Caption: President Eisenhower may have looked dour at the August 8, 1958, press conference with Anderson, but he knew he had just sent a message to the Soviets that meant a lot more than a satellite. Life magazine archives.

Now Who's Playing Catch-Up?


The Soviets had been caught flatfooted in the game of international one-up-manship that characterized the Cold War years. It would be four years before they matched the Nautilus's feat, and the Arctic Ocean would become a major area of confrontation in an undersea arms race. For the next thirty years American and Soviet submarines would play cat and mouse under the ice cap, shadowing each other's vessels, tapping underwater communications cables, and mapping the coldest, darkest ocean in the world to prepare for a war that never came.

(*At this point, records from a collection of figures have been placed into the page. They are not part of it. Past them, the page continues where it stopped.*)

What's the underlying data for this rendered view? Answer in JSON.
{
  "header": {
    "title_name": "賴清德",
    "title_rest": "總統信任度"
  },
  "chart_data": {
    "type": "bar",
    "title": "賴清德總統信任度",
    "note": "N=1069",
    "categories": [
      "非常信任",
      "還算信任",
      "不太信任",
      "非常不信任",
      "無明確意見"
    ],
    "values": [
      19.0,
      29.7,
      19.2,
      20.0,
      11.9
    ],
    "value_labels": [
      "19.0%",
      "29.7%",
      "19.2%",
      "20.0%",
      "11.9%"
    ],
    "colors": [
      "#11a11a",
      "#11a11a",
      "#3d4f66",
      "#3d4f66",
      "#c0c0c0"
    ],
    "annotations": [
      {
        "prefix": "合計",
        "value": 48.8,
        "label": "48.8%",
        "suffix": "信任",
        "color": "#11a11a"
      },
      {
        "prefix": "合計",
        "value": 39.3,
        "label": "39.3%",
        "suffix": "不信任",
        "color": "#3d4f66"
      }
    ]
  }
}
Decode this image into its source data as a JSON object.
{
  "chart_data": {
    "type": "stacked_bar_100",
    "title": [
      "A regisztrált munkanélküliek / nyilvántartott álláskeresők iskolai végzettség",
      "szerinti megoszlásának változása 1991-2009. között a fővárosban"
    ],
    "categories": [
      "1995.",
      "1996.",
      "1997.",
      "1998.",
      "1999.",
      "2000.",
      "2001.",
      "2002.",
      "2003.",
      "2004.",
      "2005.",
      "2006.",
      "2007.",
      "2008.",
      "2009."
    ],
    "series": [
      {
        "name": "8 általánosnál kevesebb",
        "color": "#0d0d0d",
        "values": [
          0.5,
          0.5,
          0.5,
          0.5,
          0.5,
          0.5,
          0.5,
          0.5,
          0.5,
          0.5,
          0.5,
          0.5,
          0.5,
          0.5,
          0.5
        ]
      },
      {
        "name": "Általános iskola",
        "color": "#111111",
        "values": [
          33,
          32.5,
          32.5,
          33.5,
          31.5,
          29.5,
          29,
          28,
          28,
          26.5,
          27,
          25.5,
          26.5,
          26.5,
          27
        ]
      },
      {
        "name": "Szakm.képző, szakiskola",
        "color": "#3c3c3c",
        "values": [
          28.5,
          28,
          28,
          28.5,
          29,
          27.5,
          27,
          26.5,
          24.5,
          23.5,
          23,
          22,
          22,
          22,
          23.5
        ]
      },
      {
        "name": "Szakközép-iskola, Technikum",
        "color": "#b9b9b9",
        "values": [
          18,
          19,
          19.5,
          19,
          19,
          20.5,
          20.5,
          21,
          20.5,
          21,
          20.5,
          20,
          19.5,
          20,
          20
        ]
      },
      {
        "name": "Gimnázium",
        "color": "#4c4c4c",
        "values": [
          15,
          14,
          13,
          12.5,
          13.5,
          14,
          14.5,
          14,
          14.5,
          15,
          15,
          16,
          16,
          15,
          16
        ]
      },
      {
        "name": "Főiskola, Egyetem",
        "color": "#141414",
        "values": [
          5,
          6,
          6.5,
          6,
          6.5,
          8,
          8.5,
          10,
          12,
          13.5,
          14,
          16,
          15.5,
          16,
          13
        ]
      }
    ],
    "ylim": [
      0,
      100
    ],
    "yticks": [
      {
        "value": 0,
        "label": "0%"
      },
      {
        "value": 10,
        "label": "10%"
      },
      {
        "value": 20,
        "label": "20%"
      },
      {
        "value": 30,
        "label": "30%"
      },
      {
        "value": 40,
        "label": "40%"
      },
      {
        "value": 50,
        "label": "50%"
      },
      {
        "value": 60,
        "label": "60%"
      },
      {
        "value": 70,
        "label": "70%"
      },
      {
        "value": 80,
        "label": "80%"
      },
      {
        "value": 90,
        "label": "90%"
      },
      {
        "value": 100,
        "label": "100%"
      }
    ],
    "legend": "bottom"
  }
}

Since the collapse of the Soviet Union in 1990, and especially in the past ten years as resource competition in the Arctic has intensified, once-secret geographical information gathered during the Cold War has dribbled into the public domain. Ironically, the data has become the foundation for renewed international confrontations in the race to discover and lock up new sources of oil and natural gas.

The Nautilus never returned to the Pole, although she continued on active service until 1979. Today she is preserved as floating museum ship at the Submarine Force Library and Museum in Groton, Connecticut. Commander William R. Anderson retired from the Navy several years after his historic voyage and went on to serve four terms in Congress as a Democrat from the Sixth District of Tennessee. He was defeated in 1972 after speaking out against the Vietnam War and FBI director J. Edgar Hoover. He died February 25, 2007, at age 85.

Caption: Soviet missile submarines, such as the Delta III shown in this declassified Defense Intelligence Agency painting from 1987, routinely ran patrols under the Arctic ice cap, and just as routinely were shadowed by American hunter-killer submarines determined to stop them from launching. DIA Military Art Collection: The threat in the 1980s.